Gobi Methi/Cauliflower with Fenugreek leaves - Dry Version(No onion-garlic)
After 2 months of break,I am here with a simple cauliflower curry with no onion and garlic for the Blogging Marathon#46.
The recipe,I noted down from a friend of mine and its so flavorful and simple,a perfect pair of soft phulkas.The highlight of the recipe is the fresh fenugreek leaves.Today I made a dry version,to make the semi dry version add around 1/2 cup of tomato puree after the tempering.Off to the recipe..........................
Gobi Methi/Methi Gobi
Basic Information
Preparation time 15 minutes
Cooking time 25 minutes
Serves 2-3
Ingredients
Ingredient | Quantity |
---|---|
Cauliflower florets | 21/2 cups(approximately) |
Fresh Fenugreek leaves/methi | 1 cup |
Ginger/inji(grated) | 1 tsp |
Green chilly/pachamilagai | 1-2 (finely chopped) |
Red chilly powder/milagai podi | 1/2 tsp |
Coriander powder/dhaniya podi | 1 tsp |
1/4 tsp | |
Aamchur powder | 1/2 tsp |
Turmeric powder/manjal podi | 1/4 tsp |
Cumin seeds/jeeragam | 1/2 tsp |
Coriander leaves/kothamalli | 1 -2 tbs(finely chopped) |
Oil | 1 tbs |
Salt | 1 tsp |
Method
- Put the cauliflower florets in boiling water and blanch it.(No need to cook it).Drain the water and keep it aside.

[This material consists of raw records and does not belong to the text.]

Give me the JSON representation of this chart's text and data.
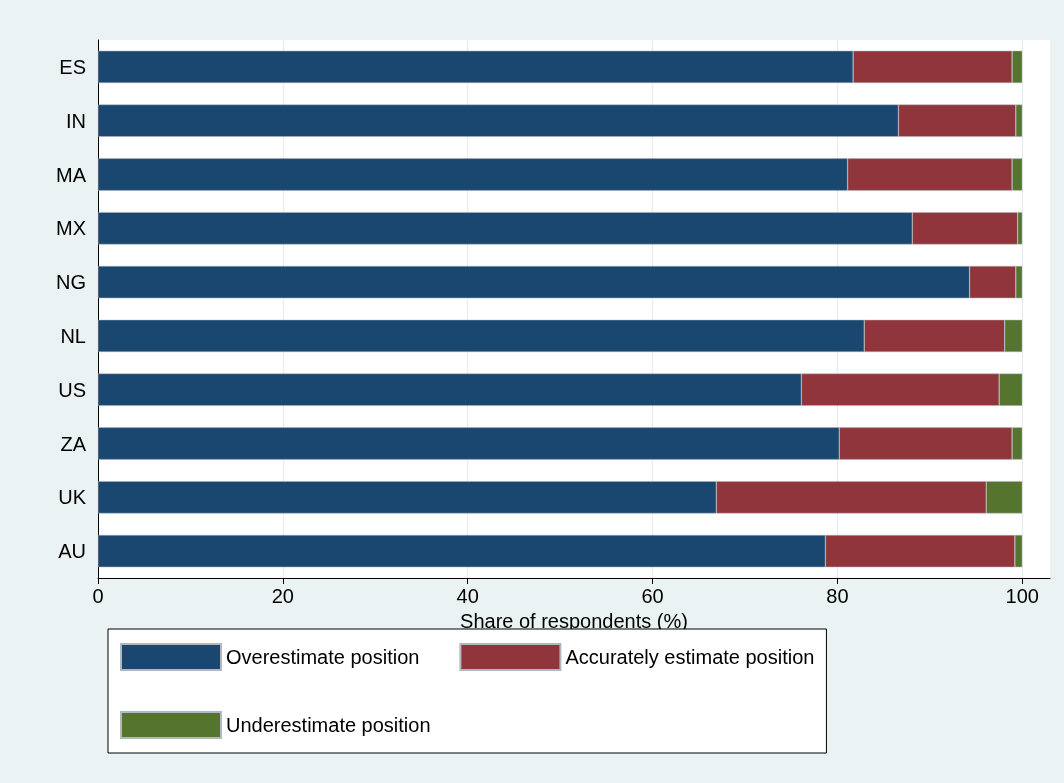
{
  "chart_data": {
    "type": "bar",
    "orientation": "horizontal",
    "stacked": true,
    "categories": [
      "ES",
      "IN",
      "MA",
      "MX",
      "NG",
      "NL",
      "US",
      "ZA",
      "UK",
      "AU"
    ],
    "series": [
      {
        "name": "Overestimate position",
        "color": "#1a476f",
        "values": [
          81.7,
          86.6,
          81.1,
          88.1,
          94.3,
          82.9,
          76.1,
          80.2,
          66.9,
          78.7
        ]
      },
      {
        "name": "Accurately estimate position",
        "color": "#90353b",
        "values": [
          17.2,
          12.7,
          17.8,
          11.4,
          5.0,
          15.2,
          21.4,
          18.7,
          29.2,
          20.5
        ]
      },
      {
        "name": "Underestimate position",
        "color": "#55752f",
        "values": [
          1.1,
          0.7,
          1.1,
          0.5,
          0.7,
          1.9,
          2.5,
          1.1,
          3.9,
          0.8
        ]
      }
    ],
    "xlabel": "Share of respondents (%)",
    "xlim": [
      0,
      103
    ],
    "xticks": [
      0,
      20,
      40,
      60,
      80,
      100
    ],
    "grid": "x",
    "legend": "bottom"
  }
}
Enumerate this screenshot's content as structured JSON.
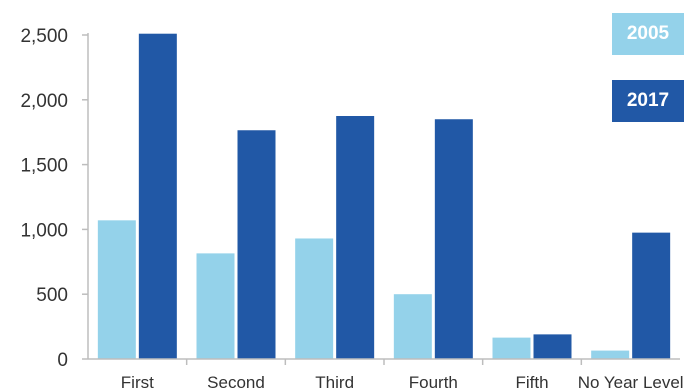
{
  "chart_data": {
    "type": "bar",
    "title": "",
    "xlabel": "",
    "ylabel": "",
    "categories": [
      "First",
      "Second",
      "Third",
      "Fourth",
      "Fifth",
      "No Year Level"
    ],
    "series": [
      {
        "name": "2005",
        "values": [
          1070,
          815,
          930,
          500,
          165,
          65
        ]
      },
      {
        "name": "2017",
        "values": [
          2510,
          1765,
          1875,
          1850,
          190,
          975
        ]
      }
    ],
    "ylim": [
      0,
      2500
    ],
    "yticks": [
      0,
      500,
      1000,
      1500,
      2000,
      2500
    ],
    "ytick_labels": [
      "0",
      "500",
      "1,000",
      "1,500",
      "2,000",
      "2,500"
    ],
    "grid": false,
    "legend_position": "top-right",
    "colors": {
      "2005": "#94d2ea",
      "2017": "#2158a6",
      "axis": "#bdbdbd",
      "text": "#333333"
    }
  }
}
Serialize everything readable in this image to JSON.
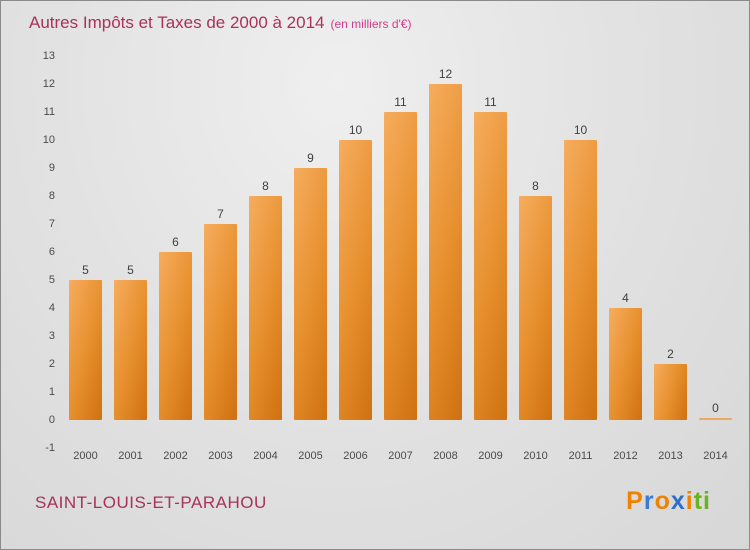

- Heat a pan with oil and crackle the cumin seeds,add in the grated ginger and chopped green chilly.Add in the fenugreek leaves and saute it till it wilts.Now add in the blanched cauliflower florets,give it a mix.Add in the red chilly powder,salt and turmeric powder,mix it well.
- Serve it warm with pulkhas and roti.
- D not add too much of water and the cauliflower should be slightly crunchy.
- For the semi dry version use about 1/2 cup of fresh tomato puree and saute it well.